Why Do You Grok? A Theoretical Analysis of Grokking Modular Addition

TL;DR

This paper provides a theoretical explanation for the grokking phenomenon, showing how models transition from kernel-like behavior to better generalization after overfitting, especially in modular addition tasks.

Contribution

It introduces a theoretical framework explaining grokking, highlighting the transition from kernel regime to limiting behavior in gradient descent on deep networks.

Findings

Kernel regime limits early generalization on modular addition.

Two-layer quadratic networks can generalize with fewer data points.

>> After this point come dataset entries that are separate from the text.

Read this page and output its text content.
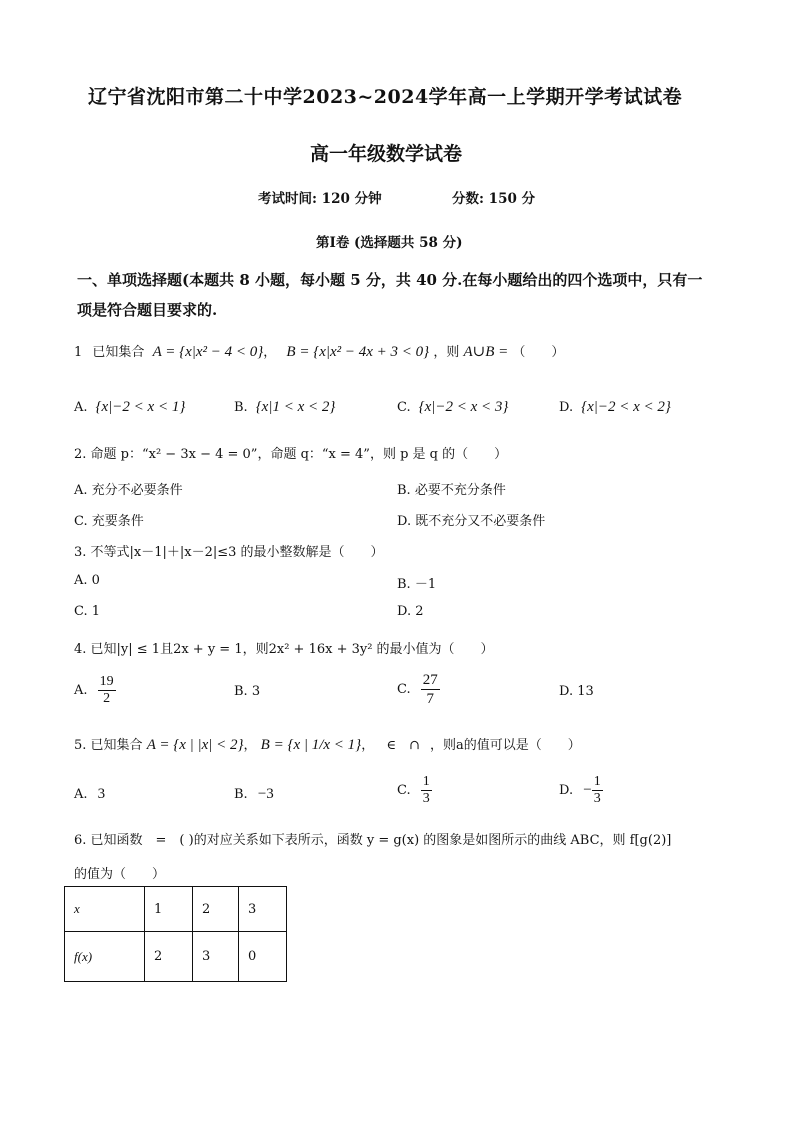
辽宁省沈阳市第二十中学2023~2024学年高一上学期开学考试试卷
高一年级数学试卷
考试时间: 120 分钟	分数: 150 分
第Ⅰ卷 (选择题共 58 分)
一、单项选择题(本题共 8 小题，每小题 5 分，共 40 分.在每小题给出的四个选项中，只有一
项是符合题目要求的.
1 已知集合 A = {x|x² − 4 < 0}， B = {x|x² − 4x + 3 < 0} ，则 A∪B = （　　）
A. {x|−2 < x < 1}	B. {x|1 < x < 2}	C. {x|−2 < x < 3}	D. {x|−2 < x < 2}
2. 命题 p：“x² − 3x − 4 = 0”，命题 q：“x = 4”，则 p 是 q 的（　　）
A. 充分不必要条件	B. 必要不充分条件
C. 充要条件	D. 既不充分又不必要条件
3. 不等式|x－1|＋|x－2|≤3 的最小整数解是（　　）
A. 0	B. －1
C. 1	D. 2
4. 已知|y| ≤ 1且2x + y = 1，则2x² + 16x + 3y² 的最小值为（　　）
A. $\frac{19}{2}$	B. 3	C. $\frac{27}{7}$	D. 13
5. 已知集合 A = {x | |x| < 2}， B = {x | 1/x < 1}， ∈　∩ ，则a的值可以是（　　）
A. 3	B. −3	C. $\frac{1}{3}$	D. − $\frac{1}{3}$
6. 已知函数　=　( )的对应关系如下表所示，函数 y = g(x) 的图象是如图所示的曲线 ABC，则 f[g(2)]
的值为（　　）
x	1	2	3
f(x)	2	3	0
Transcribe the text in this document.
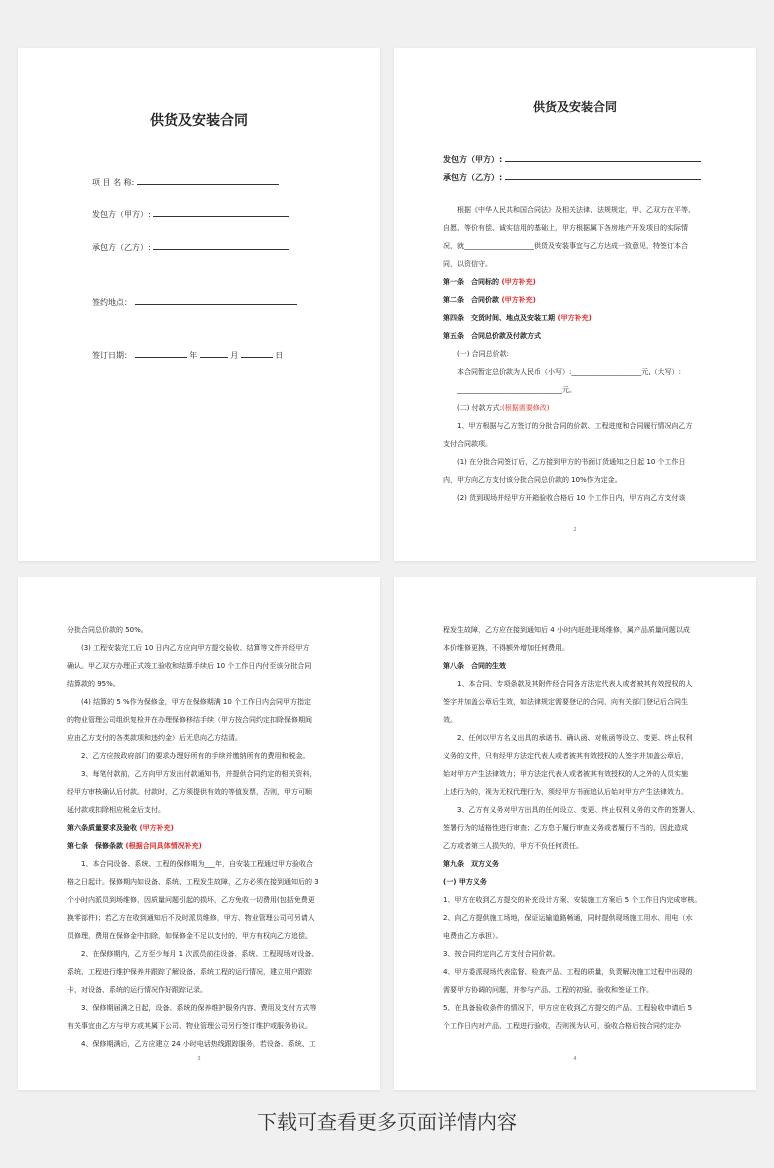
供货及安装合同
项 目 名 称:
发包方（甲方）:
承包方（乙方）:
签约地点：
签订日期：	年	月	日
供货及安装合同
发包方（甲方）:
承包方（乙方）:

根据《中华人民共和国合同法》及相关法律、法规规定，甲、乙双方在平等、

自愿、等价有偿、诚实信用的基础上，甲方根据属下各房地产开发项目的实际情

况，就____________________供货及安装事宜与乙方达成一致意见，特签订本合

同，以资信守。

第一条　合同标的 (甲方补充)

第二条　合同价款 (甲方补充)

第四条　交货时间、地点及安装工期 (甲方补充)

第五条　合同总价款及付款方式

(一) 合同总价款:

本合同暂定总价款为人民币（小写）:____________________元,（大写）:

______________________________元。

(二) 付款方式:(根据需要修改)

1、甲方根据与乙方签订的分批合同的价款、工程进度和合同履行情况向乙方

支付合同款项。

(1) 在分批合同签订后，乙方接到甲方的书面订货通知之日起 10 个工作日

内，甲方向乙方支付该分批合同总价款的 10%作为定金。

(2) 货到现场并经甲方开箱验收合格后 10 个工作日内，甲方向乙方支付该

2

分批合同总价款的 50%。

(3) 工程安装完工后 10 日内乙方应向甲方提交验收、结算等文件并经甲方

确认。甲乙双方办理正式竣工验收和结算手续后 10 个工作日内付至该分批合同

结算款的 95%。

(4) 结算的 5 %作为保修金，甲方在保修期满 10 个工作日内会同甲方指定

的物业管理公司组织复检并在办理保修移结手续（甲方按合同约定扣除保修期间

应由乙方支付的各类款项和违约金）后无息向乙方结清。

2、乙方应按政府部门的要求办理好所有的手续并缴纳所有的费用和税金。

3、每笔付款前，乙方向甲方发出付款通知书，并提供合同约定的相关资料，

经甲方审核确认后付款。付款时，乙方须提供有效的等值发票，否则，甲方可顺

延付款或扣除相应税金后支付。

第六条质量要求及验收 (甲方补充)

第七条　保修条款 (根据合同具体情况补充)

1、本合同设备、系统、工程的保修期为___年，自安装工程通过甲方验收合

格之日起计。保修期内如设备、系统、工程发生故障，乙方必须在接到通知后的 3

个小时内派员到场维修，因质量问题引起的损坏，乙方免收一切费用(包括免费更

换零部件)；若乙方在收到通知后不及时派员维修，甲方、物业管理公司可另请人

员修理，费用在保修金中扣除，如保修金不足以支付的，甲方有权向乙方追偿。

2、在保修期内，乙方至少每月 1 次派员前往设备、系统、工程现场对设备、

系统、工程进行维护保养并跟踪了解设备、系统工程的运行情况，建立用户跟踪

卡，对设备、系统的运行情况作好跟踪记录。

3、保修期届满之日起，设备、系统的保养维护服务内容、费用及支付方式等

有关事宜由乙方与甲方或其属下公司、物业管理公司另行签订维护或服务协议。

4、保修期满后，乙方应建立 24 小时电话热线跟踪服务，若设备、系统、工

3

程发生故障，乙方应在接到通知后 4 小时内赶赴现场维修，属产品质量问题以成

本价维修更换，不得额外增加任何费用。

第八条　合同的生效

1、本合同、专项条款及其附件经合同各方法定代表人或者被其有效授权的人

签字并加盖公章后生效，如法律规定需要登记的合同，向有关部门登记后合同生

效。

2、任何以甲方名义出具的承诺书、确认函、对帐函等设立、变更、终止权利

义务的文件，只有经甲方法定代表人或者被其有效授权的人签字并加盖公章后，

始对甲方产生法律效力；甲方法定代表人或者被其有效授权的人之外的人员实施

上述行为的，视为无权代理行为，须经甲方书面追认后始对甲方产生法律效力。

3、乙方有义务对甲方出具的任何设立、变更、终止权利义务的文件的签署人、

签署行为的适格性进行审查；乙方怠于履行审查义务或者履行不当的，因此造成

乙方或者第三人损失的，甲方不负任何责任。

第九条　双方义务

(一) 甲方义务

1、甲方在收到乙方提交的补充设计方案、安装施工方案后 5 个工作日内完成审核。

2、向乙方提供施工场地，保证运输道路畅通，同时提供现场施工用水、用电（水

电费由乙方承担）。

3、按合同约定向乙方支付合同价款。

4、甲方委派现场代表监督、检查产品、工程的质量，负责解决施工过程中出现的

需要甲方协调的问题，并参与产品、工程的初验、验收和签证工作。

5、在具备验收条件的情况下，甲方应在收到乙方提交的产品、工程验收申请后 5

个工作日内对产品、工程进行验收，否则视为认可，验收合格后按合同约定办

4
下载可查看更多页面详情内容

Models leave the kernel regime after initial overfitting.

Abstract

We present a theoretical explanation of the ``grokking'' phenomenon, where a model generalizes long after overfitting,for the originally-studied problem of modular addition. First, we show that early in gradient descent, when the ``kernel regime'' approximately holds, no permutation-equivariant model can achieve small population error on modular addition unless it sees at least a constant fraction of all possible data points. Eventually, however, models escape the kernel regime. We show that two-layer quadratic networks that achieve zero training loss with bounded $\ell_{\infty}$ norm generalize well with substantially fewer training points, and further show such networks exist and can be found by gradient descent with small $\ell_{\infty}$ regularization. We further provide empirical evidence that these networks as well as simple Transformers, leave the kernel regime only after initially overfitting. Taken together, our results strongly support the case for grokking as a consequence of the transition from kernel-like behavior to limiting behavior of gradient descent on deep networks.